Mittagsrast in der Sonne am See, Flüsse und Seele baumeln lassen. Dann an einem unscheinbaren Cafe in der Mitte von nowhere gab es die beste und grösste Zimtschnecke, die ich je gegessen habe. Dort trafen wir Klaus aus Recklinghausen, der mit seiner KTM Adventure dort nach einer Inspektion nach 110 Km liegen geblieben war. Wir mussten ihm aber nicht helfen, die „Verursacher“ waren schon im Anmarsch und wir verkürzten nur seine Wartezeit.
Abends Übernachtung am Yukon mit schönem Sonnenuntergang morgens um ein Uhr! Dafuer aber dichter Morgennebel ueber dem Fluss bei der Abfahrt.

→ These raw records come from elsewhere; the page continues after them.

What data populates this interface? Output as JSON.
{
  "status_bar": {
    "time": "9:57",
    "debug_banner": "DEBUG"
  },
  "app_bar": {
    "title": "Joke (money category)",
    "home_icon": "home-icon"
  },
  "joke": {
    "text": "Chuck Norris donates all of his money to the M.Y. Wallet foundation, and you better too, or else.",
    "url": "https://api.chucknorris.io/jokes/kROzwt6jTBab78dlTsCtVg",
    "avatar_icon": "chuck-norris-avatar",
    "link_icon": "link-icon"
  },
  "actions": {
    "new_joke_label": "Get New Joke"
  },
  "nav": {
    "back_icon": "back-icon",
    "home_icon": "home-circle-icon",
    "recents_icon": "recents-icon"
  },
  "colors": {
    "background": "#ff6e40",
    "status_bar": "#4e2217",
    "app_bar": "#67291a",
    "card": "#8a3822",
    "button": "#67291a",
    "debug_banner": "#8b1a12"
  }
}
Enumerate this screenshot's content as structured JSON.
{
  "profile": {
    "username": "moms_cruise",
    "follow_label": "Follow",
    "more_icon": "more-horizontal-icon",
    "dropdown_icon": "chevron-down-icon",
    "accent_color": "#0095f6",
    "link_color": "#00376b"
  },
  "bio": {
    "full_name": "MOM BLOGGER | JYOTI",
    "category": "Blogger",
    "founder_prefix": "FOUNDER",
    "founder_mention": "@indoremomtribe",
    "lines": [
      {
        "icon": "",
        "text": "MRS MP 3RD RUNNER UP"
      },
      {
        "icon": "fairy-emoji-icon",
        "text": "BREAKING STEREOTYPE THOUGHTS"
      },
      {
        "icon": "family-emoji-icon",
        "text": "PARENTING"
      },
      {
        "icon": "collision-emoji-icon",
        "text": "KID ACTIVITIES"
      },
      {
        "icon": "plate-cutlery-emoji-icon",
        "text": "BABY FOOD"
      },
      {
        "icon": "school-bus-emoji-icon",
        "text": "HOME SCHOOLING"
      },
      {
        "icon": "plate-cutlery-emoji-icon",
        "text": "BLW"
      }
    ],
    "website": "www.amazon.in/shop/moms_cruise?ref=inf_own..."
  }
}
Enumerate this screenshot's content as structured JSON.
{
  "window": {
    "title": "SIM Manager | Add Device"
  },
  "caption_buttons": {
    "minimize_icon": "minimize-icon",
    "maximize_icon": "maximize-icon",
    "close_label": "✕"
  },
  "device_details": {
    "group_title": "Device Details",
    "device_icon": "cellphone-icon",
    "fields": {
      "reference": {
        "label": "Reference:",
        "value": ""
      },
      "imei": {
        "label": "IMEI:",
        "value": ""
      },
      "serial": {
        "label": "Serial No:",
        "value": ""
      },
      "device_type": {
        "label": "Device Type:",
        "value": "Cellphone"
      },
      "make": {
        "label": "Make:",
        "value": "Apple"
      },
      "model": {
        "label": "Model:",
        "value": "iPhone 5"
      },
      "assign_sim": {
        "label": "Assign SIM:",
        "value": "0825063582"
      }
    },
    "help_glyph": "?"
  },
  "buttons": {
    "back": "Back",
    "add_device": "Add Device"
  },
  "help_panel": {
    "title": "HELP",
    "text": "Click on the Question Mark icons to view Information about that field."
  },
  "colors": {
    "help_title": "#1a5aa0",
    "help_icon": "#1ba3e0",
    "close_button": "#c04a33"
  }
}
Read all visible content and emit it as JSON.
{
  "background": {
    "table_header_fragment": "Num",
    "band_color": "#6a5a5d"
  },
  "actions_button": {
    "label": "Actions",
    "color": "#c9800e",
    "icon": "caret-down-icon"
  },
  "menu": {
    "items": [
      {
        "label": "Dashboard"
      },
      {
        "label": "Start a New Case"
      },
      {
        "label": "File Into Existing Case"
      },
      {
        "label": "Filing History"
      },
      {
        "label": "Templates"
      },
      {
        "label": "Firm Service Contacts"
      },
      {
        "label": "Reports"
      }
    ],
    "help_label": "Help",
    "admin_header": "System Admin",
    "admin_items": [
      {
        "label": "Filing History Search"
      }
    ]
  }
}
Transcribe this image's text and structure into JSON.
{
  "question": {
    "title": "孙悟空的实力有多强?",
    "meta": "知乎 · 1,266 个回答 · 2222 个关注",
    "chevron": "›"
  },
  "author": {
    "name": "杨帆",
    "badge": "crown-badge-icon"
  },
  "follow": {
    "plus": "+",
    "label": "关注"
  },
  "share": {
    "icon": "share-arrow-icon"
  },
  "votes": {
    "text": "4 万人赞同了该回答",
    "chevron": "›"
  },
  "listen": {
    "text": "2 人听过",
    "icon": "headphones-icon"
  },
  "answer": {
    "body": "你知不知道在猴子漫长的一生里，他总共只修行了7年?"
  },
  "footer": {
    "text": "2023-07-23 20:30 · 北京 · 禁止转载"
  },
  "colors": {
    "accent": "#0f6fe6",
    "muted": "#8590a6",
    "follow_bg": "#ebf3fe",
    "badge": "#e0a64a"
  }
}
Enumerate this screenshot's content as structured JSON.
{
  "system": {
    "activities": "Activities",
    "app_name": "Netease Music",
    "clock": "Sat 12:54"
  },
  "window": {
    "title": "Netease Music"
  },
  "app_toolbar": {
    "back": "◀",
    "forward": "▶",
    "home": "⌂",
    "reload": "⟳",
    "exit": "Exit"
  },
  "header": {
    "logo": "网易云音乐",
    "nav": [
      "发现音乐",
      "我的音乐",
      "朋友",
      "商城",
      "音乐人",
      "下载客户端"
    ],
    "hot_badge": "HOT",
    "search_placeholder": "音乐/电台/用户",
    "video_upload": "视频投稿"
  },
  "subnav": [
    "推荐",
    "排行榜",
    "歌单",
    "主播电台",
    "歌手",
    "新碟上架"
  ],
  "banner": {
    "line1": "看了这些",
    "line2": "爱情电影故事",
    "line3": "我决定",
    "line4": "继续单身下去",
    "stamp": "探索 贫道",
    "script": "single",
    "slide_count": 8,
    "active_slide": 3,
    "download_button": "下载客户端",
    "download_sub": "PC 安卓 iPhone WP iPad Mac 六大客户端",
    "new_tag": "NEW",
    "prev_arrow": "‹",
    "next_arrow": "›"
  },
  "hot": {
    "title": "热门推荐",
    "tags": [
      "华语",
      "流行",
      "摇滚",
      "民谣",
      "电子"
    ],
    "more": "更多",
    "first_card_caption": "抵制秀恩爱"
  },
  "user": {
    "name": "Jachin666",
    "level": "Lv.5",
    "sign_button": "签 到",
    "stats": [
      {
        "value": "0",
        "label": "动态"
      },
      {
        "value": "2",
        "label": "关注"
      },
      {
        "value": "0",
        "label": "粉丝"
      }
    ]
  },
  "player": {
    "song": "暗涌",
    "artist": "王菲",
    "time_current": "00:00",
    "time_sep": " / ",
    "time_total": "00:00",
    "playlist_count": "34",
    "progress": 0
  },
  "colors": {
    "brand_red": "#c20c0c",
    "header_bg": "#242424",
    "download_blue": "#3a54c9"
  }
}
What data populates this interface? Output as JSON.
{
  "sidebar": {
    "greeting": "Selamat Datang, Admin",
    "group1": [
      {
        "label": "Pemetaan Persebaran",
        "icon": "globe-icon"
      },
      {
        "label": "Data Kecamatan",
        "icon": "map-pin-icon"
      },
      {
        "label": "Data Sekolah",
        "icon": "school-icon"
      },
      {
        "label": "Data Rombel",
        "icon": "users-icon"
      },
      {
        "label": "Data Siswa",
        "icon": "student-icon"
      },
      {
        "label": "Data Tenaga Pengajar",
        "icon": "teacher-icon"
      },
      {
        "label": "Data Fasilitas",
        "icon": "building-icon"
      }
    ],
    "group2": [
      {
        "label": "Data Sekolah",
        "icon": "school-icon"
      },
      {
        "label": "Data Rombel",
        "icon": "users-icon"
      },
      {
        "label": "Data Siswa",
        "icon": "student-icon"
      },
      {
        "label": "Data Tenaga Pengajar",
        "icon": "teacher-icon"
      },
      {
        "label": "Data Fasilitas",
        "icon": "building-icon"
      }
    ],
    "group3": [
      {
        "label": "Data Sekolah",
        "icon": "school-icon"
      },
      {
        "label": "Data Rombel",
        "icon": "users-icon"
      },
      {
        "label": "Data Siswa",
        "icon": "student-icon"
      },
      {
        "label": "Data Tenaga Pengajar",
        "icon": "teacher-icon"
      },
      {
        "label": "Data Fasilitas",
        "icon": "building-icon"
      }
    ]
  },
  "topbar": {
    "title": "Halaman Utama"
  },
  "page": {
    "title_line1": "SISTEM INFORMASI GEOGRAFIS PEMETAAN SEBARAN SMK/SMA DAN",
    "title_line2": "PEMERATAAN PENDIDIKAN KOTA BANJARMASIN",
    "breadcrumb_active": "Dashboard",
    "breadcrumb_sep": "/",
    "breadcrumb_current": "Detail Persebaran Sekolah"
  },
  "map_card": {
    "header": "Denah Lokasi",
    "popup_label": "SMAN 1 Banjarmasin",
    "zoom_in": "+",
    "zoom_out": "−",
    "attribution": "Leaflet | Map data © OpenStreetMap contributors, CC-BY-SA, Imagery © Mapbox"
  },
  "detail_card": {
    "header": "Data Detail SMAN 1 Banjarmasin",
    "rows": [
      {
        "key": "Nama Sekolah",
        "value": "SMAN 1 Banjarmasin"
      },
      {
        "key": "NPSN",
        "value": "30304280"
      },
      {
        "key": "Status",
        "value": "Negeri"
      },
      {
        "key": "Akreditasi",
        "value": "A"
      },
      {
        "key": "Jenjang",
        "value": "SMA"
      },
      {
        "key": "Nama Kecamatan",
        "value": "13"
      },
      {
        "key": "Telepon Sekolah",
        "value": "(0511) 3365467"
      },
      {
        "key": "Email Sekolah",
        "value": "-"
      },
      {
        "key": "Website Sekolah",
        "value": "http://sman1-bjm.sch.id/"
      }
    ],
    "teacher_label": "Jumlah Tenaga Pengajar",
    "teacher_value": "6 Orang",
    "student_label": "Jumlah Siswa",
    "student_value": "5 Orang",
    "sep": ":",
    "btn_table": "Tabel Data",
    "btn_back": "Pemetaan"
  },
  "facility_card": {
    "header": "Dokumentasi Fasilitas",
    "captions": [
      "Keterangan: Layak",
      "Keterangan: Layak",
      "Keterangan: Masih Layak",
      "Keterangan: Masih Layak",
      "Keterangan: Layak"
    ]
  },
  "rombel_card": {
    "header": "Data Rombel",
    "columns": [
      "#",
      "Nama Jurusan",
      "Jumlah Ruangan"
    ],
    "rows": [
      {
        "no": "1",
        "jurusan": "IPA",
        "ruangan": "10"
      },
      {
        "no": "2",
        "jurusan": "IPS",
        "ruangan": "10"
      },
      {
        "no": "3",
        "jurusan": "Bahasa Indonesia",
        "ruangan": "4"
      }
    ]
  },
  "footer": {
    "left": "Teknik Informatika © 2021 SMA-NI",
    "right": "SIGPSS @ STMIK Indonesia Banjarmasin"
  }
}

Nachmittags schien es, als näherten wir uns einer Mondlandschaft, riesige Steinschutthalden und eine Holzstadt wie aus dem Wilden Westen vor uns – Dawson City.
Wir gönnen uns das Downtown Hotel: BMW parking only sagt das Schild vor dem Saloon. der Besitzer von Hotel und Saloon ist einbegeisterter BMW Fahrer.
Die Gehsteige sind aus Holz, die Strassen nicht gepflastert, das Beerdigungsunternehmen neben dem Hotel zeigt Bilder vom Sargtransport mit dem Reklamehinweis – „die letzte Fahrt mit einem Hundegespann“.
Nach dem Abendessen mache ich noch einen Rundgang durch die Stadt. Es ist noch immer nicht dunkel und um 23.30 Uhr mäht noch jemand seinen Rasen. Es wird Zeit, ins Bett zu gehen.